Thursday, May 14, 2009

Olympic Dreams

Jumping for our Olympic Dreams in Liechtenstein!


(The following article is for my German column on LAOLA1.COM.  I was dared to write about Liechtenstein, so I decided I should finally reveal my post-season plans...)


There are many good things about playing American football, especially here in Austria. However, there is one particular drawback that has been bothering me for a long time: American Football is not an Olympic sport.  No matter how good you get, you will never have the opportunity to compete for your country.  This is troubling to a patriotic person like myself.  Therefore, I have a solution, and it does not involve me begging the International Olympic Committee to consider making American Football an official sport before the London games in 2012.

 

After the season, I’m moving to Liechtenstein.

 

Yes, you heard me correct.  I am moving to Liechtenstein – the tiny, landlocked country that is sandwiched between Austria and Switzerland.  You may know it as the world’s leader in false-teeth production or as the country whose total landmass is equivalent to a Big Mac.  I look at Liechtenstein as the key to my Olympic future.  For what Europe’s last “hereditary monarchy” lacks in military might (the last soldier to serve for Liechtenstein died in 1939, and he was 95 years old at the time) or accessibility (there are no airports in the entire country), it more than makes up for it all in a surprising amount of Olympic prowess.  Let me bring you up to speed: 

 

When Liechtenstein participated in the 1936 Olympics, they realized their flag was the same as Haiti, so they were forced to add a gold crown.  This was a good omen – the country has now won 9 Olympic medals, making it the most successful country in the world in the Olympics in per capita medals.
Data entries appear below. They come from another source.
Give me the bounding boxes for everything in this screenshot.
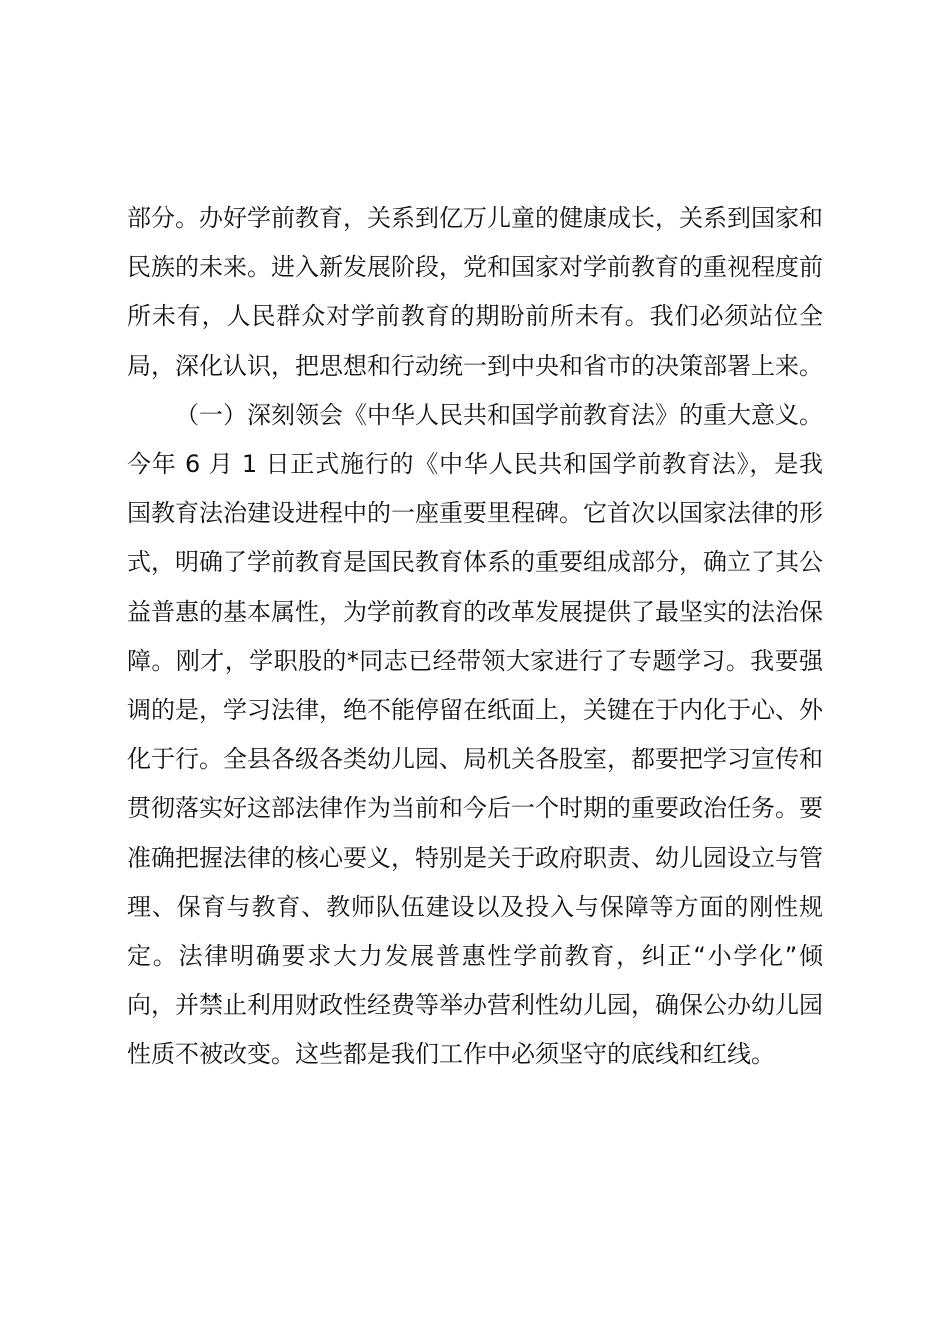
document-body [127, 194, 823, 1080]
paragraph-section-1: （一）深刻领会《中华人民共和国学前教育法》的重大意义。今年 6 月 1 日正式施行的《中华人民共和国学前教育法》，是我国教育法治建设进程中的一座重要里程碑。它首次以国家法律的形式，明确了学前教育是国民教育体系的重要组成部分，确立了其公益普惠的基本属性，为学前教育的改革发展提供了最坚实的法治保障。刚才，学职股的*同志已经带领大家进行了专题学习。我要强调的是，学习法律，绝不能停留在纸面上，关键在于内化于心、外化于行。全县各级各类幼儿园、局机关各股室，都要把学习宣传和贯彻落实好这部法律作为当前和今后一个时期的重要政治任务。要准确把握法律的核心要义，特别是关于政府职责、幼儿园设立与管理、保育与教育、教师队伍建设以及投入与保障等方面的刚性规定。法律明确要求大力发展普惠性学前教育，纠正“小学化”倾向，并禁止利用财政性经费等举办营利性幼儿园，确保公办幼儿园性质不被改变。这些都是我们工作中必须坚守的底线和红线。 [127, 400, 823, 1069]
paragraph-continuation: 部分。办好学前教育，关系到亿万儿童的健康成长，关系到国家和民族的未来。进入新发展阶段，党和国家对学前教育的重视程度前所未有，人民群众对学前教育的期盼前所未有。我们必须站位全局，深化认识，把思想和行动统一到中央和省市的决策部署上来。 [127, 204, 823, 380]
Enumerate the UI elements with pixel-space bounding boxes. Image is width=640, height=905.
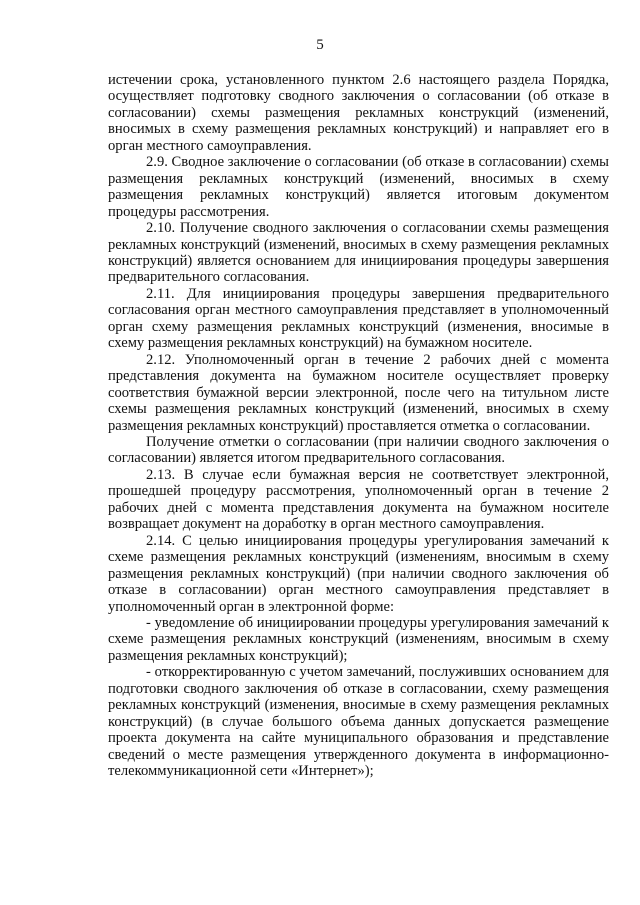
paragraph-2-14: 2.14. С целью инициирования процедуры урегулирования замечаний к схеме размещения рекламных конструкций (изменениям, вносимым в схему размещения рекламных конструкций) (при наличии сводного заключения об отказе в согласовании) орган местного самоуправления представляет в уполномоченный орган в электронной форме:	[108, 532, 609, 615]
paragraph-2-10: 2.10. Получение сводного заключения о согласовании схемы размещения рекламных конструкций (изменений, вносимых в схему размещения рекламных конструкций) является основанием для инициирования процедуры завершения предварительного согласования.	[108, 220, 609, 286]
document-body	[108, 72, 609, 779]
paragraph-continuation: истечении срока, установленного пунктом 2.6 настоящего раздела Порядка, осуществляет подготовку сводного заключения о согласовании (об отказе в согласовании) схемы размещения рекламных конструкций (изменений, вносимых в схему размещения рекламных конструкций) и направляет его в орган местного самоуправления.	[108, 72, 609, 154]
paragraph-approval-result: Получение отметки о согласовании (при наличии сводного заключения о согласовании) является итогом предварительного согласования.	[108, 433, 609, 467]
paragraph-2-9: 2.9. Сводное заключение о согласовании (об отказе в согласовании) схемы размещения рекламных конструкций (изменений, вносимых в схему размещения рекламных конструкций) является итоговым документом процедуры рассмотрения.	[108, 154, 609, 220]
paragraph-2-12: 2.12. Уполномоченный орган в течение 2 рабочих дней с момента представления документа на бумажном носителе осуществляет проверку соответствия бумажной версии электронной, после чего на титульном листе схемы размещения рекламных конструкций (изменений, вносимых в схему размещения рекламных конструкций) проставляется отметка о согласовании.	[108, 351, 609, 434]
paragraph-2-11: 2.11. Для инициирования процедуры завершения предварительного согласования орган местного самоуправления представляет в уполномоченный орган схему размещения рекламных конструкций (изменения, вносимые в схему размещения рекламных конструкций) на бумажном носителе.	[108, 285, 609, 352]
paragraph-2-13: 2.13. В случае если бумажная версия не соответствует электронной, прошедшей процедуру рассмотрения, уполномоченный орган в течение 2 рабочих дней с момента представления документа на бумажном носителе возвращает документ на доработку в орган местного самоуправления.	[108, 466, 609, 533]
list-item-notification: - уведомление об инициировании процедуры урегулирования замечаний к схеме размещения рекламных конструкций (изменениям, вносимым в схему размещения рекламных конструкций);	[108, 614, 609, 664]
list-item-corrected-scheme: - откорректированную с учетом замечаний, послуживших основанием для подготовки сводного заключения об отказе в согласовании, схему размещения рекламных конструкций (изменения, вносимые в схему размещения рекламных конструкций) (в случае большого объема данных допускается размещение проекта документа на сайте муниципального образования и представление сведений о месте размещения утвержденного документа в информационно-телекоммуникационной сети «Интернет»);	[108, 664, 609, 780]
page-number: 5	[316, 37, 324, 53]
For a country of only 35,000 citizens, this number is a MAJOR accomplishment.  (For the record, my hometown of Puyallup, Washington – a small suburb of Seattle – had 36,605 people the last time someone counted.  We have 3 Olympic medals.)  To put this in perspective, there are 79 IOC countries that have never even won a medal!  Come on Malta.  Where you at Monaco?  There are plenty more people in Fiji, Nicaragua, Madagascar, and of course Haiti – yet none of these countries have ever won a medal!  Bottom line: Liechtenstein is an Olympic power.

 

Here’s my plan: there are reports that Liechtenstein is preparing a bid for the 2018 or 2022 Winter Olympics.  If a country hosts the Olympics, they get a free entry into every single event.  With so few people, they will practically be giving Olympic spots away!  There will be luge tryouts at the local coffee shop.  Radio stations will offer a spot in the bobsled to the 9th caller.  Little girls will be given rifles and cross-country skis at Christmas time in hopes that they will grow up to be a biathlete.  (Weirdest sport ever?)  That gives me just enough time to move to the country, become a citizen, and get just slightly better than one of its 35,000 residents at curling or figure skating to become an Olympian.  It’s almost too easy.